There were additional performances by Taiwan’s notorious drag queens Magnolia La Manga and Bouncy Babs. Both drag queens performed vivaciously and ended their songs with short speeches about marriage equality and messages for anti-discrimination. Also, a group of Aboriginal Taiwanese from Kaohsiung gave an inspiring performance with Pacak Palasasav covering David Guetta’s (featuring Sia) song “Titanium” while two others did an interpretive dance. The song demonstrated a powerful message that the LGBTQ community may face adversity, but they will remain strong and never stop fighting for equality.
The contestants for Mr. Gay Taiwan partook in a formal wear and underwear competition to show off their confidence and fitness.
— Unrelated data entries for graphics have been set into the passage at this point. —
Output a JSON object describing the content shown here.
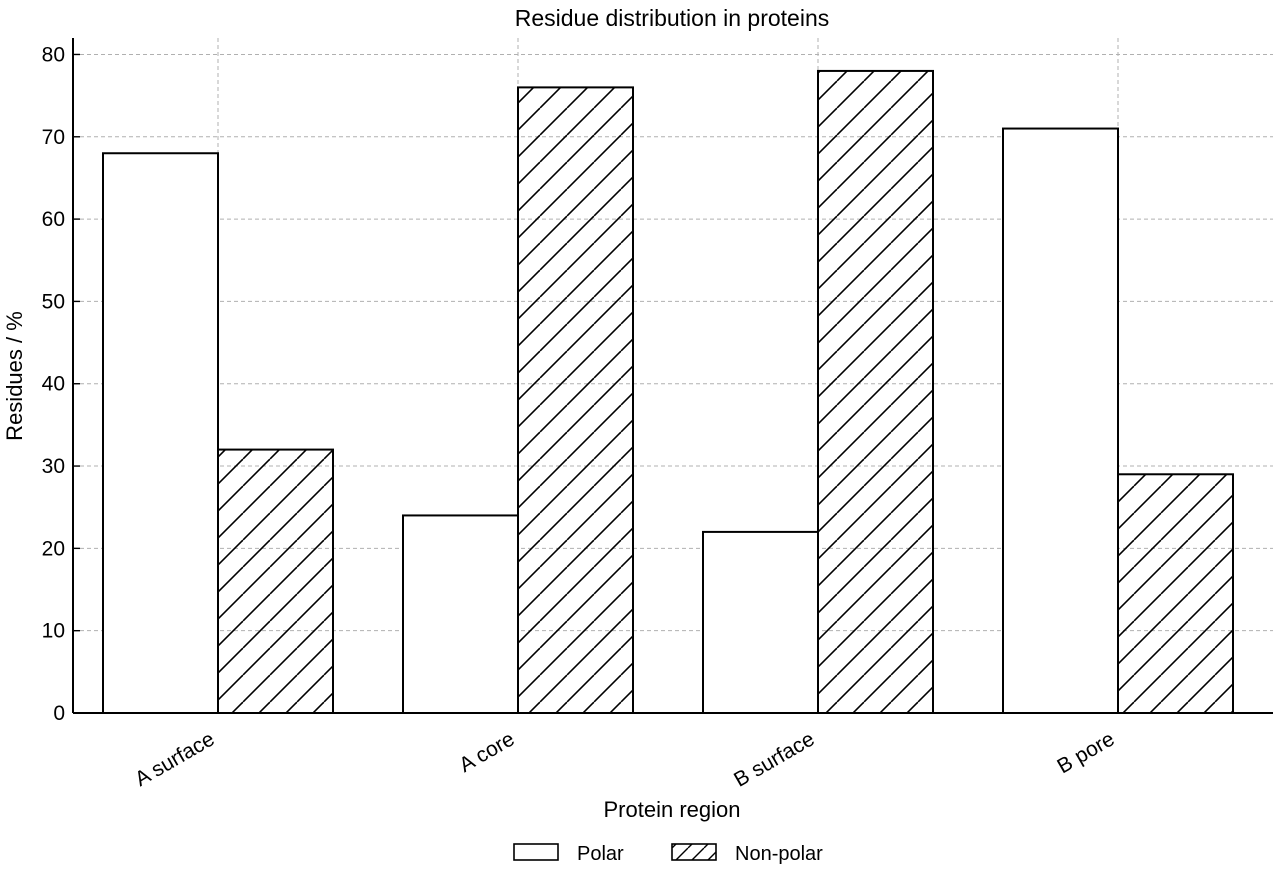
{
  "chart_data": {
    "type": "bar",
    "title": "Residue distribution in proteins",
    "xlabel": "Protein region",
    "ylabel": "Residues / %",
    "categories": [
      "A surface",
      "A core",
      "B surface",
      "B pore"
    ],
    "series": [
      {
        "name": "Polar",
        "values": [
          68,
          24,
          22,
          71
        ],
        "pattern": "none"
      },
      {
        "name": "Non-polar",
        "values": [
          32,
          76,
          78,
          29
        ],
        "pattern": "diagonal-hatch"
      }
    ],
    "ylim": [
      0,
      82
    ],
    "yticks": [
      0,
      10,
      20,
      30,
      40,
      50,
      60,
      70,
      80
    ],
    "grid": true,
    "legend_position": "bottom-center",
    "colors": {
      "bar_fill": "#ffffff",
      "bar_edge": "#000000",
      "grid": "#b0b0b0"
    }
  }
}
Then, candidates answered questions about how they would represent Taiwan and what would they do to fight against prejudice and bigotry towards members in the LGBTQ community. Justin responded, “Though we are gay we can still have a beautiful life. We are not so different. Gay marriage in Taiwan is almost legal. If we stay together we are strong!”. Melvin commented, “We are all equal in the world, I want to change the attitude of the world to have different thoughts.” Touya said, “I want to make the LGBT group visible to the world. We can destroy discrimination, because everyone, they don’t want to come out, but why!? Because other people discriminate us. We don’t need to be the ones that are discriminated,We have to destroy this stigmatization!”
In the end, Touya was declared the winner and Justin was the first runner up. Touya will go on to Spain to compete in the Mr. Gay world competition. If he is unable to compete, Justin will take his place. This year’s Mr. Gay World contest will coincide with Madrid’s World Pride 2017 event. The competition will begin on May 5th-7th, and then five contestants will continue onwards to Gran Canaria (Maspalomas) from the 8th-10th for the grand finale. Participants will compete in various “social, cultural and sporting activities, all related to the requirements and tests set by the event in order to qualify for the title of Mr. Gay World (MrGayWorld.com).”